In an act of incredible altruism, an American self-made millionaire rewarded all employees of his healthcare company with cash gifts amounting to $20 million (CNY138 million).
The philanthropist is J. Mark Baiada, founder and chairman Bayada Home Health Care. This company based in Philadelphia, Pennsylvania is the 10th largest home health agency in the United States. Baiada founded the company in 1975 with an investment of $16,000. He was 27 years old at the time.
Bayada Health Care now has annual revenues in excess of $1.5 billion.
Baiada's company handed out cheques in various amounts to employees ahead of the American holiday of Thanksgiving held yesterday (Thursday).
Baiada announced the stunning news to a room full of stunned but delighted employees at a company lunch Tuesday.
"I'm taking $20 million, dividing it up and giving it to everybody," said Baiada to his employees. He said he wanted to show his deep appreciation and gratitude for his employees' hard work over the years.
The value of each cash gift was based on an employee's lifetime earnings. One veteran nurse received $6,500. Former long-term staff who retired after 2009 also received cheques.
For me, it's the relationships, said Baiada. Working with all these people for such a long time, I really have heartfelt thanks and I want to express it. "I just want to say thank you to them all."
He said Thanksgiving is a season of gratitude. You look around your life and say, 'I'm so fortunate.'"
Bayada Home Health Care employs 23,000 people (including some 7,800 in the Philadelphia area) who work at 310 offices in 22 states. Its services include home nursing, rehabilitation, therapy, and hospice care.
The move to reward employees for their work is part of Baiada's plan to transform his company into a non-profit organization.
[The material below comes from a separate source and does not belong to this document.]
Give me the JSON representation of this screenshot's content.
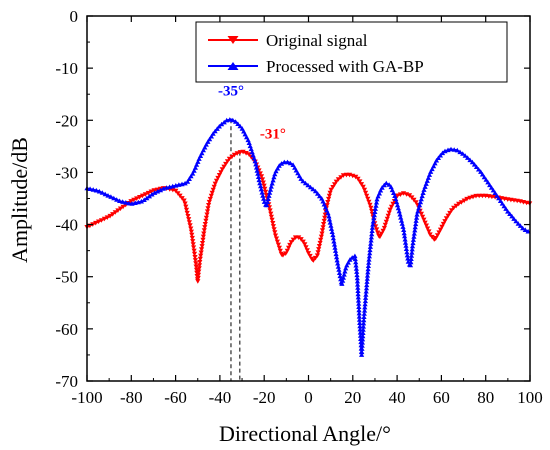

Baiada called the move to transform a for-profit firm into a non-profit "unprecedented" in the healthcare industry.
The government requires that such organizations be operated exclusively for charitable, religious, educational, scientific, literary and other purposes to qualify for tax exemption. Such charitable organizations cannot use any earnings to inure to any private shareholder or individual.
This transition was a key factor in his decision to give the money away now, according to sources. Baiada began seriously mulling this move in 2016. Baiada could have sold his firm for at least $1 billion, but instead, decided to donate it to a charitable foundation, and reward his employees.
The process of turning Bayada over to a public charitable foundation could take several years. The plan is for the charitable foundation to own 80 percent of the company. The rest will be owned by the family and other employees, said Baiada.